Si ma mémoire est bonne, le Transfert canadien en matière de programmes sociaux se chiffre à 3 p. 100, le Transfert canadien en matière de santé est de l'ordre de 6 p. 100, et je crois que le gouvernement a prévu un taux de 6 p. 100 à l'avenir. Même dans le cas des paiements de péréquation fiscale, il y a eu des hausses immédiates frisant les 9 p. 100 pendant deux ans, et ensuite un taux de 3,5 p. 100 pendant les 10 prochaines années. C'est donc le traitement accordé à ces programmes qui aident à financer les programmes et services dont nous jouissons.

Dans le cas des Premières Nations, cependant, le taux a été fixé à 2 p. 100. Madame la sénatrice, il me semble que le point de départ serait un taux d'indexation juste qui couvre tout au moins l'inflation et la croissance démographique. Sinon, tout ce que l'on investit est rongé ailleurs.

Le sénateur Watt : Merci pour votre exposé. Je crois qu'il est important d'entendre une personne qui connaît le contexte et qui a des recommandations à faire.

Permettez-moi d'essayer de comprendre ce que nous devons faire, en tant que membres de ce comité, une fois que nous aurons enfin terminé notre travail et que les recommandations devront être formulées. Nous avançons peu à peu.

Tout d'abord, j'aimerais vous dire que je vous ai bien entendu, et que je comprends et je constate le problème. Qui sont les gens dans votre ministère qui prennent les décisions finales quant aux allocations, en sachant très bien qu'il n'y a pas d'autres fonds sur lesquels vous pouvez compter lorsque le budget sera épuisé? Qui sont ces gens? Est-ce le ministère des Affaires indiennes sous la direction du sous-ministre? Est-ce un problème politique ou administratif? À qui avons-nous affaire ici?

M. Serson : Je ne peux vous parler que de ce que j'ai fait moi-même, sénateur. La réaffectation de telles sommes serait tout d'abord la responsabilité des sous-ministres adjoints, qui le proposeraient au comité de la haute direction du ministère chargé de prendre la décision. Je crois certainement que le ministre serait mis au courant de la réaffectation de telles sommes ainsi que de son incidence. À mon époque, moi, j'aurais voulu en informer le ministre.

Une fois que le budget des dépenses est adopté et que le budget a été fixé, c'est le budget du ministère, à moins qu'il n'y ait une crise aiguë qui fait qu'il faut se retourner vers les agences centrales.

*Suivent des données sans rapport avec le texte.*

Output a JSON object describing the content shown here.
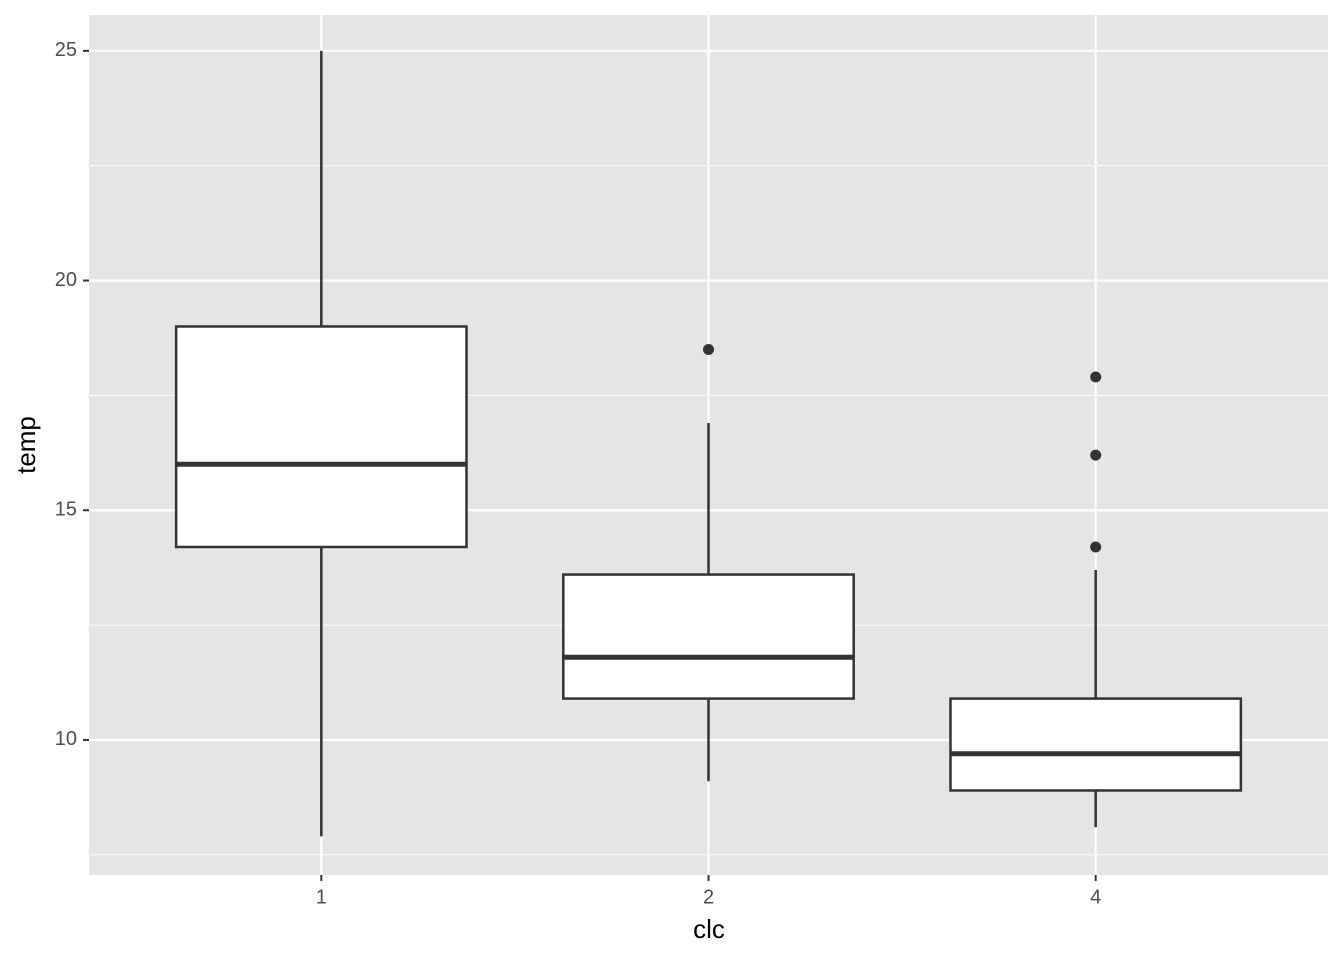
{
  "chart_data": {
    "type": "box",
    "x_label": "clc",
    "y_label": "temp",
    "categories": [
      "1",
      "2",
      "4"
    ],
    "boxes": [
      {
        "whislo": 7.9,
        "q1": 14.2,
        "med": 16.0,
        "q3": 19.0,
        "whishi": 25.0,
        "outliers": []
      },
      {
        "whislo": 9.1,
        "q1": 10.9,
        "med": 11.8,
        "q3": 13.6,
        "whishi": 16.9,
        "outliers": [
          18.5
        ]
      },
      {
        "whislo": 8.1,
        "q1": 8.9,
        "med": 9.7,
        "q3": 10.9,
        "whishi": 13.7,
        "outliers": [
          17.9,
          16.2,
          14.2
        ]
      }
    ],
    "box_fill": "#ffffff",
    "line_color": "#333333",
    "panel_color": "#e5e5e5",
    "ylim": [
      7.06,
      25.78
    ],
    "yticks": [
      10,
      15,
      20,
      25
    ],
    "minor_yticks": [
      7.5,
      12.5,
      17.5,
      22.5
    ],
    "grid": true
  }
}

Le sénateur Watt : Ma prochaine question vise à savoir si l'Assemblée des Premières Nations participe aux discussions concernant la prise de décisions. Est-ce le cas?

M. Serson : Je ne saurais vous dire si l'assemblée y participe de nos jours. Nous avons réagi au rapport de la CRPA; c'était en 1996, il me semble. Vous vous souviendrez que la ministre à l'époque avait décrit la relation qu'elle voulait entretenir avec les peuples autochtones comme étant un partenariat. Nous avons donc commencé à collaborer de plus près sur des questions, afin d'essayer d'expliquer notre situation financière et les conséquences. Je ne veux pas laisser entendre qu'on a pris des décisions conjointement, mais il y avait tout au moins un dialogue ouvert sur les décisions et leurs conséquences.

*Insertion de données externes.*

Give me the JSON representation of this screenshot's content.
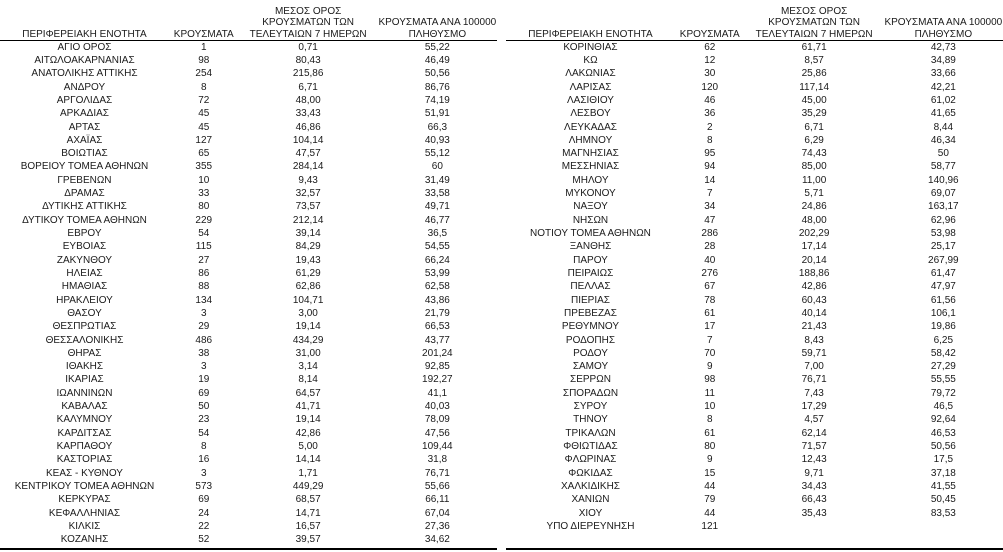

Je sais que cette politique a été maintenue, car j'étais conseiller auprès du chef national de l'Assemblée des Premières Nations lorsque ce rapport sur les inducteurs de coût a été rédigé en 2006. Il s'agit d'une présentation, préparée par le ministère à l'intention de l'Assemblée des Premières Nations et indiquant le type d'inducteurs de coût qui se faisaient ressentir. Le ministère avait l'intention de l'utiliser afin de convaincre le gouvernement de mettre un terme au plafond de 2 p. 100 et d'obtenir des fonds supplémentaires pour combler certaines lacunes au chapitre des services offerts aux Premières Nations comparativement aux services fournis aux résidents des provinces et des territoires.

Le sénateur Watt : Comment les communautés individuelles se situent-elles par rapport à l'Assemblée des Premières Nations et au ministère des Affaires autochtones? Y a-t-il une coordination suffisante entre les communautés qui permette de déterminer leurs besoins et l'incidence sur d'autres dossiers? Est-ce une relation de travail ou encore un partenariat? J'aimerais mieux comprendre comment tout cela fonctionne.

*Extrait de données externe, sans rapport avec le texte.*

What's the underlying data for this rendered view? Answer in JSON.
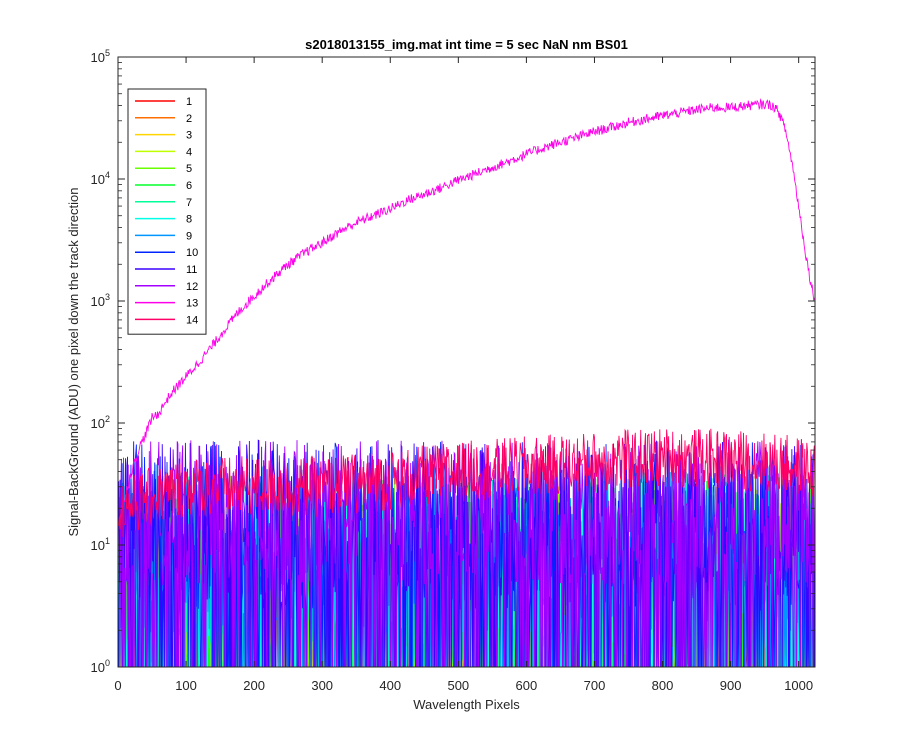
{
  "chart_data": {
    "type": "line",
    "title": "s2018013155_img.mat int time = 5 sec  NaN nm BS01",
    "xlabel": "Wavelength Pixels",
    "ylabel": "Signal-BackGround (ADU) one pixel down the track direction",
    "xlim": [
      0,
      1024
    ],
    "ylim": [
      1,
      100000
    ],
    "yscale": "log",
    "x_ticks": [
      "0",
      "100",
      "200",
      "300",
      "400",
      "500",
      "600",
      "700",
      "800",
      "900",
      "1000"
    ],
    "x_tick_values": [
      0,
      100,
      200,
      300,
      400,
      500,
      600,
      700,
      800,
      900,
      1000
    ],
    "y_ticks": [
      {
        "base": "10",
        "exp": "0",
        "value": 1
      },
      {
        "base": "10",
        "exp": "1",
        "value": 10
      },
      {
        "base": "10",
        "exp": "2",
        "value": 100
      },
      {
        "base": "10",
        "exp": "3",
        "value": 1000
      },
      {
        "base": "10",
        "exp": "4",
        "value": 10000
      },
      {
        "base": "10",
        "exp": "5",
        "value": 100000
      }
    ],
    "grid": false,
    "legend_position": "top-left",
    "series": [
      {
        "name": "1",
        "color": "#ff0000",
        "level": 1.2,
        "noise": 0.9
      },
      {
        "name": "2",
        "color": "#ff6e00",
        "level": 1.3,
        "noise": 0.9
      },
      {
        "name": "3",
        "color": "#ffd500",
        "level": 2,
        "noise": 0.8
      },
      {
        "name": "4",
        "color": "#c0ff00",
        "level": 4,
        "noise": 0.8
      },
      {
        "name": "5",
        "color": "#6aff00",
        "level": 5,
        "noise": 0.8
      },
      {
        "name": "6",
        "color": "#00ff2a",
        "level": 5,
        "noise": 0.8
      },
      {
        "name": "7",
        "color": "#00ff9a",
        "level": 5,
        "noise": 0.8
      },
      {
        "name": "8",
        "color": "#00ffe6",
        "level": 6,
        "noise": 0.75
      },
      {
        "name": "9",
        "color": "#0096ff",
        "level": 8,
        "noise": 0.7
      },
      {
        "name": "10",
        "color": "#0024ff",
        "level": 12,
        "noise": 0.7
      },
      {
        "name": "11",
        "color": "#3c00ff",
        "level": 14,
        "noise": 0.65
      },
      {
        "name": "12",
        "color": "#a400ff",
        "level": 16,
        "noise": 0.6
      },
      {
        "name": "13",
        "color": "#ff00ea",
        "x": [
          1,
          10,
          20,
          30,
          40,
          50,
          60,
          70,
          80,
          100,
          120,
          140,
          160,
          180,
          200,
          225,
          250,
          275,
          300,
          325,
          350,
          375,
          400,
          425,
          450,
          475,
          500,
          525,
          550,
          575,
          600,
          625,
          650,
          675,
          700,
          725,
          750,
          775,
          800,
          825,
          850,
          875,
          900,
          925,
          950,
          960,
          970,
          980,
          990,
          1000,
          1010,
          1018,
          1024
        ],
        "y": [
          15,
          25,
          40,
          60,
          80,
          110,
          120,
          150,
          180,
          240,
          320,
          440,
          620,
          850,
          1100,
          1500,
          2000,
          2500,
          3000,
          3700,
          4400,
          5000,
          5700,
          6700,
          7500,
          8500,
          9800,
          11000,
          12500,
          14000,
          16000,
          18000,
          20000,
          22000,
          24500,
          26500,
          29000,
          31000,
          33000,
          35000,
          37000,
          38500,
          38500,
          40000,
          41000,
          40500,
          36000,
          26000,
          14000,
          6000,
          2500,
          1400,
          1000
        ]
      },
      {
        "name": "14",
        "color": "#ff0066",
        "x": [
          0,
          100,
          200,
          300,
          400,
          500,
          600,
          700,
          800,
          900,
          950,
          1000,
          1024
        ],
        "y": [
          20,
          30,
          30,
          30,
          34,
          40,
          44,
          48,
          52,
          50,
          48,
          44,
          40
        ],
        "noise": 0.25
      }
    ]
  }
}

M. Serson : J'ai beaucoup d'années à mon actif, dont des années passées au sein de l'Assemblée des Premières Nations. Je ne sais pas quelle est la situation actuelle, mais lorsque je travaillais avec le chef national Phil Fontaine, l'assemblée avait des ressources assez limitées même à l'époque. Je ne crois pas qu'elle avait la capacité de vraiment coordonner un dossier comme les besoins en matière d'infrastructure. Lors des assemblées, les chefs parlaient certainement des besoins, et on tentait de les inscrire dans les grandes priorités, que le chef national revendiquait ensuite auprès du gouvernement. Je sais qu'il a travaillé sur le dossier des logements de piètre qualité pendant son mandat.

D'après ce que je lis dans les évaluations faites par le ministère actuellement, il me semble qu'il utilise les données régionales pour dresser la liste des besoins en matière d'infrastructure et décider des priorités et des réaffectations.

Le sénateur Watt : Cette information se rend-elle normalement jusqu'au sous-ministre?

M. Serson : Je crois que cela dépendrait du sous-ministre. S'il regardait la liste complète ou était d'accord avec les montants à réaffecter, on indiquerait alors ce qu'il reste et les grands postes qui seraient financés. Je ne sais pas dans quelle mesure un sous-ministre s'en occuperait.

Le sénateur Watt : Pouvez-vous me dire clairement qui prend les décisions? Qui a l'autorité nécessaire sur le plan administratif? Je ne parle pas de politique, seulement de questions administratives.

M. Serson : Au niveau administratif, c'est le sous-ministre qui est responsable du budget. Pour ce qui est du plafond de 2 p. 100, ce sont les agents du ministère des Finances et du Conseil du Trésor qui décident, sur le plan administratif, si le plafond devrait continuer à exister.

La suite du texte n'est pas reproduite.